Since the timeout is only for worst case, it should not affect best case, so use
400 ms for both contexts. Change the timeout to always be 400 ms also in nand_wait().

nand_wait_ready() and nand_wait_status_ready() uses a do-while loop,
nand_wait() uses a normal while loop.
For consistency, change nand_wait() to also use a do-while loop.

>>  	if (in_interrupt() || oops_in_progress)
>> @@ -557,9 +562,12 @@ void nand_wait_ready(struct mtd_info *mtd)
>>  	/* Wait until command is processed or timeout occurs */
>>  	do {
>>  		if (chip->dev_ready(mtd))
>> -			break;
>> +			goto out;
>>  		touch_softlockup_watchdog();
To not lock the cpu, especially on non-preempt kernels, use cond_resched instead of
touch_softlockup_watchdog, just like nand_wait() does.

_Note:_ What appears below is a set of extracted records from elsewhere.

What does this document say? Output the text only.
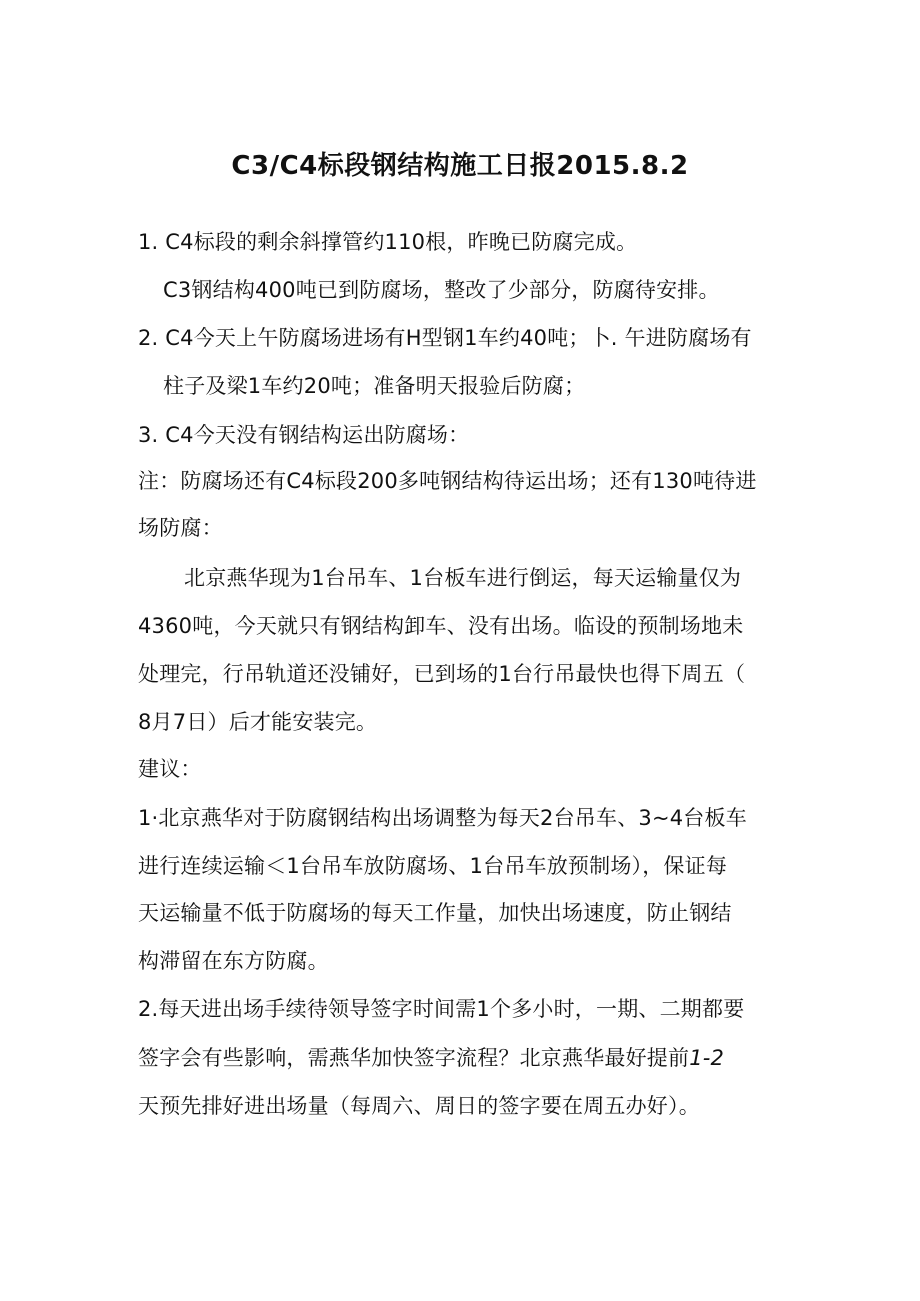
C3/C4标段钢结构施工日报2015.8.2
1. C4标段的剩余斜撑管约110根，昨晚已防腐完成。
C3钢结构400吨已到防腐场，整改了少部分，防腐待安排。
2. C4今天上午防腐场进场有H型钢1车约40吨；卜. 午进防腐场有
柱子及梁1车约20吨；准备明天报验后防腐；
3. C4今天没有钢结构运出防腐场：
注：防腐场还有C4标段200多吨钢结构待运出场；还有130吨待进
场防腐：
北京燕华现为1台吊车、1台板车进行倒运，每天运输量仅为
4360吨，今天就只有钢结构卸车、没有出场。临设的预制场地未
处理完，行吊轨道还没铺好，已到场的1台行吊最快也得下周五（
8月7日）后才能安装完。
建议：
1·北京燕华对于防腐钢结构出场调整为每天2台吊车、3~4台板车
进行连续运输＜1台吊车放防腐场、1台吊车放预制场），保证每
天运输量不低于防腐场的每天工作量，加快出场速度，防止钢结
构滞留在东方防腐。
2.每天进出场手续待领导签字时间需1个多小时，一期、二期都要
签字会有些影响，需燕华加快签字流程？北京燕华最好提前1-2
天预先排好进出场量（每周六、周日的签字要在周五办好）。
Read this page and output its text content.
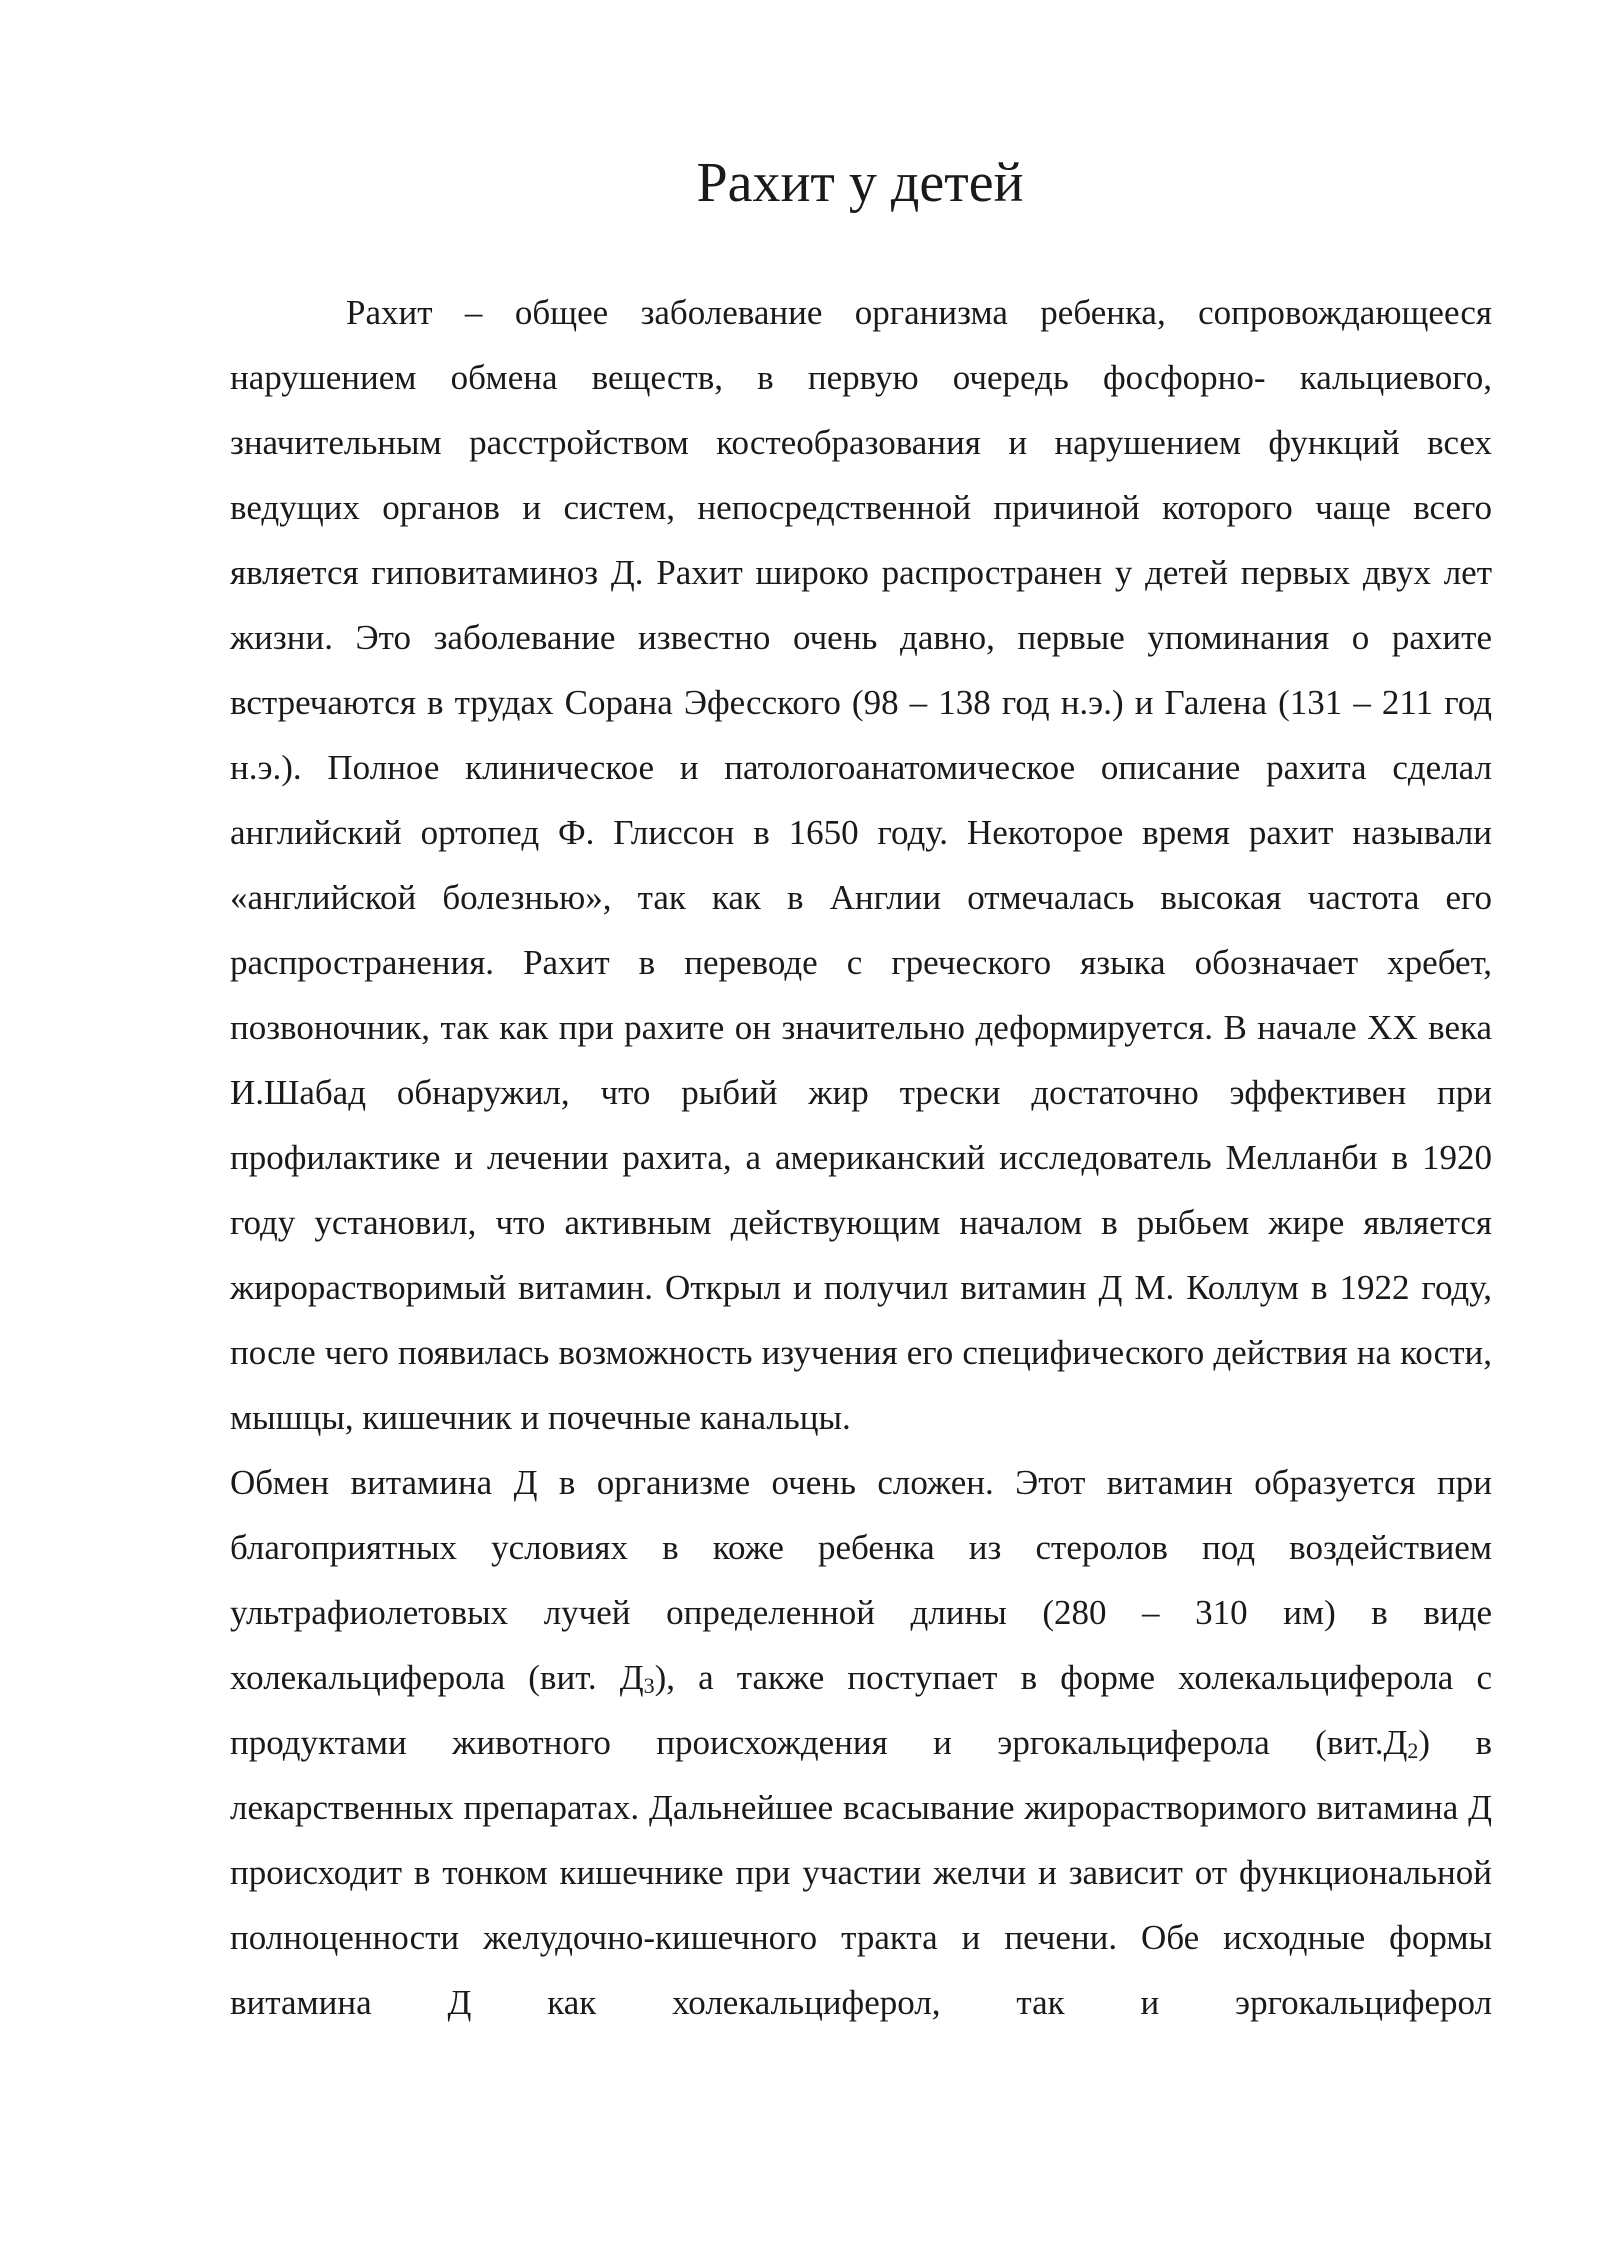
Рахит у детей

Рахит – общее заболевание организма ребенка, сопровождающееся нарушением обмена веществ, в первую очередь фосфорно- кальциевого, значительным расстройством костеобразования и нарушением функций всех ведущих органов и систем, непосредственной причиной которого чаще всего является гиповитаминоз Д. Рахит широко распространен у детей первых двух лет жизни. Это заболевание известно очень давно, первые упоминания о рахите встречаются в трудах Сорана Эфесского (98 – 138 год н.э.) и Галена (131 – 211 год н.э.). Полное клиническое и патологоанатомическое описание рахита сделал английский ортопед Ф. Глиссон в 1650 году. Некоторое время рахит называли «английской болезнью», так как в Англии отмечалась высокая частота его распространения. Рахит в переводе с греческого языка обозначает хребет, позвоночник, так как при рахите он значительно деформируется. В начале XX века И.Шабад обнаружил, что рыбий жир трески достаточно эффективен при профилактике и лечении рахита, а американский исследователь Мелланби в 1920 году установил, что активным действующим началом в рыбьем жире является жирорастворимый витамин. Открыл и получил витамин Д М. Коллум в 1922 году, после чего появилась возможность изучения его специфического действия на кости, мышцы, кишечник и почечные канальцы.

Обмен витамина Д в организме очень сложен. Этот витамин образуется при благоприятных условиях в коже ребенка из стеролов под воздействием ультрафиолетовых лучей определенной длины (280 – 310 им) в виде холекальциферола (вит. $Д_3$), а также поступает в форме холекальциферола с продуктами животного происхождения и эргокальциферола $(вит.Д_2)$ в лекарственных препаратах. Дальнейшее всасывание жирорастворимого витамина Д происходит в тонком кишечнике при участии желчи и зависит от функциональной полноценности желудочно-кишечного тракта и печени. Обе исходные формы витамина Д как холекальциферол, так и эргокальциферол
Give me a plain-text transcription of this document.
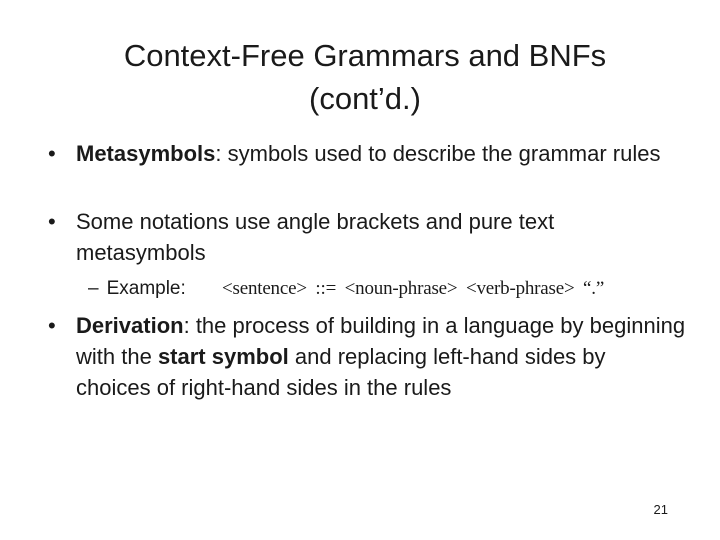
Context-Free Grammars and BNFs
(cont’d.)
• Metasymbols: symbols used to describe the grammar rules
• Some notations use angle brackets and pure text metasymbols
– Example: <sentence> ::= <noun-phrase> <verb-phrase> “.”
• Derivation: the process of building in a language by beginning with the start symbol and replacing left-hand sides by choices of right-hand sides in the rules
21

>>  	} while (time_before(jiffies, timeo));
>> +
>> +	pr_warn("timeout while waiting for chip to become ready\n");
Rate limit the printk.

>> +out:
>>  	led_trigger_event(nand_led_trigger, LED_OFF);
>>  }
>>  EXPORT_SYMBOL_GPL(nand_wait_ready);
>> -- 
>> 2.5.0
>>


The patch would then look something like this:

--- a/drivers/mtd/nand/nand_base.c
+++ b/drivers/mtd/nand/nand_base.c
@@ -544,23 +544,32 @@ static void panic_nand_wait_ready(struct mtd_info *mtd, unsigned long timeo)
 	}
 }
 
-/* Wait for the ready pin, after a command. The timeout is caught later. */
+/**
+ * nand_wait_ready - [GENERIC] Wait for the ready pin after commands.
+ * @mtd: MTD device structure
+ *
+ * Wait for the ready pin after a command, and warn if a timeout occurs.
+ */
 void nand_wait_ready(struct mtd_info *mtd)
 {
 	struct nand_chip *chip = mtd->priv;
-	unsigned long timeo = jiffies + msecs_to_jiffies(20);
+	unsigned long timeo = 400;
 
 	/* 400ms timeout */
 	if (in_interrupt() || oops_in_progress)
-		return panic_nand_wait_ready(mtd, 400);
+		return panic_nand_wait_ready(mtd, timeo);
 
 	led_trigger_event(nand_led_trigger, LED_FULL);
 	/* Wait until command is processed or timeout occurs */
+	timeo = jiffies + msecs_to_jiffies(timeo);
 	do {
 		if (chip->dev_ready(mtd))
-			break;
-		touch_softlockup_watchdog();
+			goto out;
+		cond_resched();
 	} while (time_before(jiffies, timeo));
+
+	pr_warn_ratelimited("timeout while waiting for chip to become ready\n");
+out:
 	led_trigger_event(nand_led_trigger, LED_OFF);
 }
 EXPORT_SYMBOL_GPL(nand_wait_ready);
@@ -886,15 +895,12 @@ static void panic_nand_wait(struct mtd_info *mtd, struct nand_chip *chip,
  * @mtd: MTD device structure
  * @chip: NAND chip structure
  *
- * Wait for command done. This applies to erase and program only. Erase can
- * take up to 400ms and program up to 20ms according to general NAND and
- * SmartMedia specs.
+ * Wait for command done. This applies to erase and program only.
  */
 static int nand_wait(struct mtd_info *mtd, struct nand_chip *chip)
 {
-
-	int status, state = chip->state;
-	unsigned long timeo = (state == FL_ERASING ? 400 : 20);
+	int status;
+	unsigned long timeo = 400;
 
 	led_trigger_event(nand_led_trigger, LED_FULL);
 
@@ -910,7 +916,7 @@ static int nand_wait(struct mtd_info *mtd, struct nand_chip *chip)
 		panic_nand_wait(mtd, chip, timeo);
 	else {
 		timeo = jiffies + msecs_to_jiffies(timeo);
-		while (time_before(jiffies, timeo)) {
+		do {
 			if (chip->dev_ready) {
 				if (chip->dev_ready(mtd))
 					break;
@@ -919,7 +925,7 @@ static int nand_wait(struct mtd_info *mtd, struct nand_chip *chip)
 					break;
 			}
 			cond_resched();
-		}
+		} while (time_before(jiffies, timeo));
 	}
 	led_trigger_event(nand_led_trigger, LED_OFF);
 
-- 

Tested locally and works just as good as the hrtimer patch that I sent out a couple of months ago.